Sopocianie w glorii chwały - relacja z meczu Asseco Prokom Gdynia - Trefl Sopot - W pełnym składzie odbyliśmy raptem kilka treningów. Widać to było na boisku. Brakuje nam jeszcze zrozumienia. Z meczu na mecz powinniśmy robić postęp i iść w dobrym kierunku - mówił kapitan gdyńskiej drużyny.
Trener Trefla przyznał, że Asseco i Stelmet Zielona Góra dysponują najmocniejszymi składami. Zdaniem Szczotki do tego grona należy doliczyć jeszcze zawsze groźny Anwil Włocławek oraz PGE Turów Zgorzelec. - Sezon pokaże, która z drużyn ma najsilniejszy skład - podkreślił skrzydłowy mistrzów Polski.

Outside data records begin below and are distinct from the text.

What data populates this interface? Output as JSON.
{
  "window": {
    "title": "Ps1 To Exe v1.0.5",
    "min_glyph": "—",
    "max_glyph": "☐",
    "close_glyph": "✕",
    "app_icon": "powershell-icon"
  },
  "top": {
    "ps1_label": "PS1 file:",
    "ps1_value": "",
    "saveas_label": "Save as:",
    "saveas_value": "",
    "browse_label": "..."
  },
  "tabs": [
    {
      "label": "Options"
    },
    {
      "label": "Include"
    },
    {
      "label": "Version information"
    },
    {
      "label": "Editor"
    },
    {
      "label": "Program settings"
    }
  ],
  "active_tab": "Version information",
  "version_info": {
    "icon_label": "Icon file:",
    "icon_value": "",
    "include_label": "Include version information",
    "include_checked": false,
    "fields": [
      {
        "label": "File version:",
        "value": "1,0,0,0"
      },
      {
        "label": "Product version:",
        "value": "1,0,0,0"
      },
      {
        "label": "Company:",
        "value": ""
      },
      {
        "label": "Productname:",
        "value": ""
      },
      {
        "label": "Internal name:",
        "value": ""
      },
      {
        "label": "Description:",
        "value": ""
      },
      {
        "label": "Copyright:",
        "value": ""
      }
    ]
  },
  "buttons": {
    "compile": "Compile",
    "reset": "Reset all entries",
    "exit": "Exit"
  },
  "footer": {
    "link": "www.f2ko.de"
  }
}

W poprzednim sezonie Asseco Prokom prowadziło dwóch szkoleniowców, z jakże różnymi wizjami. Po Tomasie Pacesasie mistrzów Polski przejął Andrzej Adamek. Teraz za sznurki z ławki trenerskiej pociąga Litwin Kemzura.

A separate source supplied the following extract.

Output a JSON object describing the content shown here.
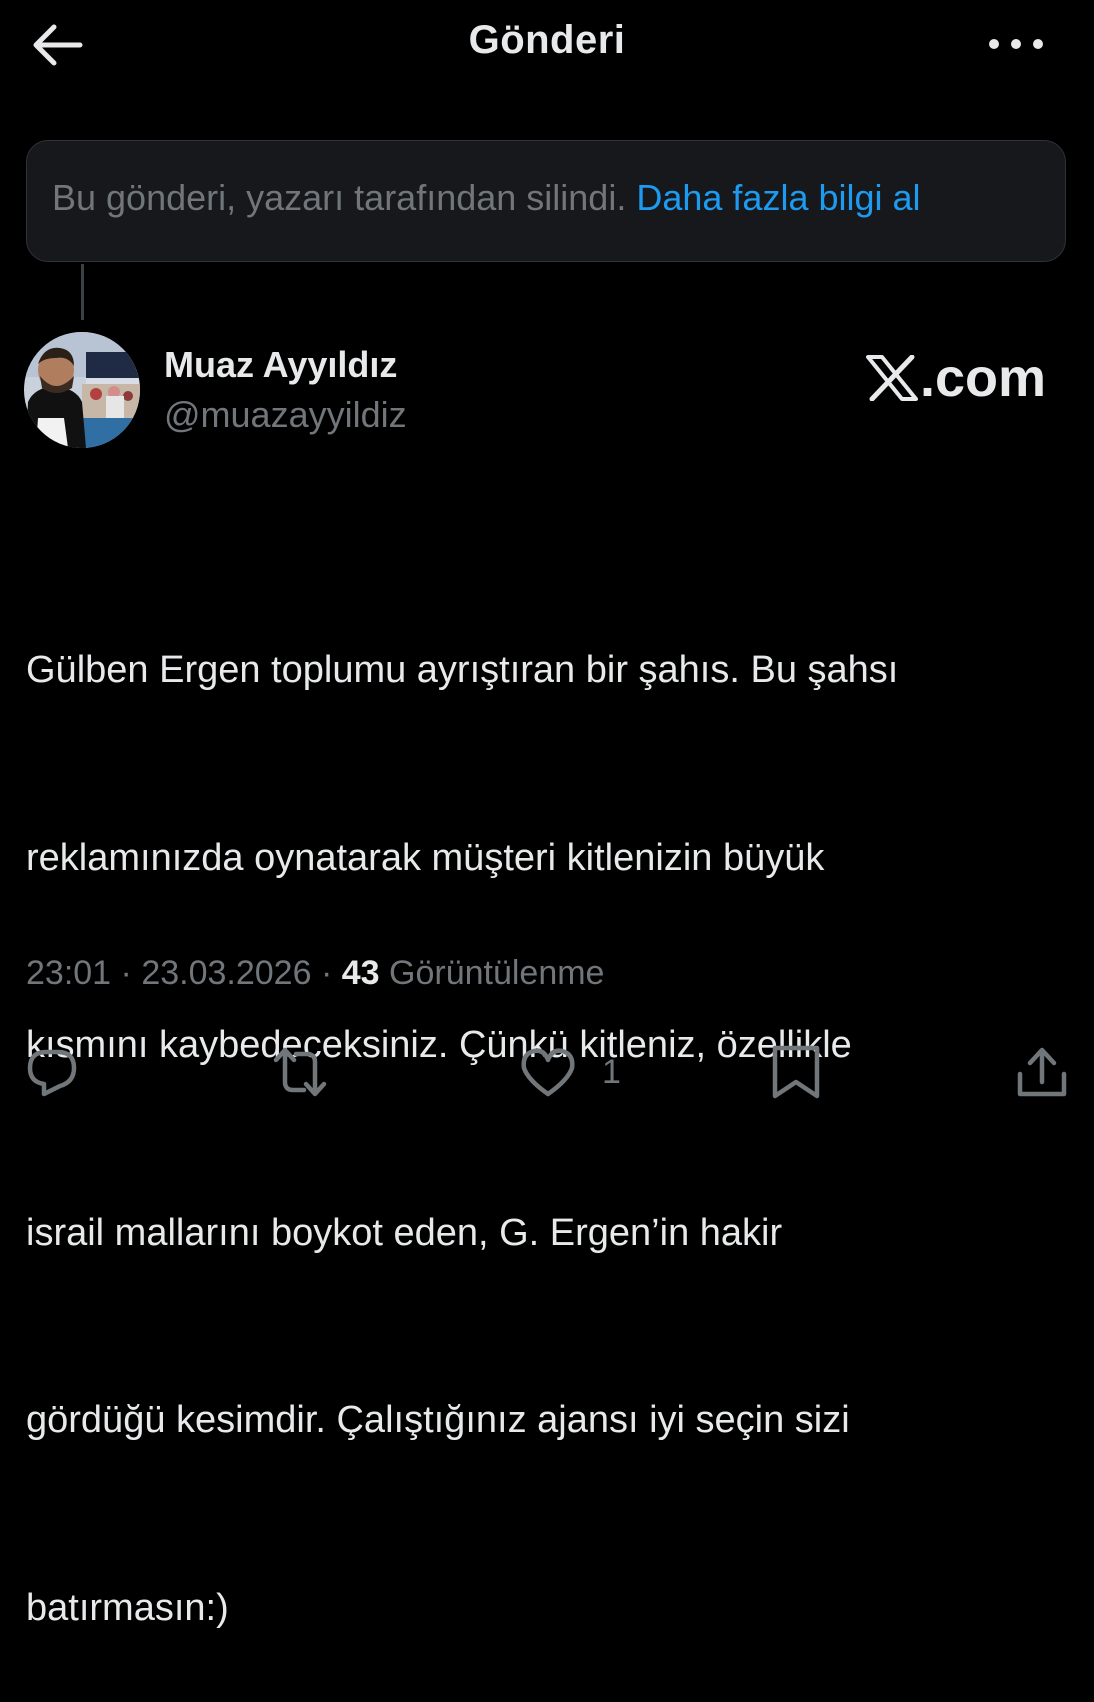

- Każdy trener ma inną filozofię. Za wcześnie jednak na jakiekolwiek porównania. Ogólne zasady wszędzie są takie same. Cały szkopuł tkwi w szczegółach. O nich jednak nie chciałbym mówić, żeby nie ułatwić zadania przeciwnikowi - wyznał Piotr Szczotka.W najbliższy weekend startuje sezone TBL. Asseco Prokom w pierwszej kolejce czeka pojedynek derbowy ze Startem Gdynia.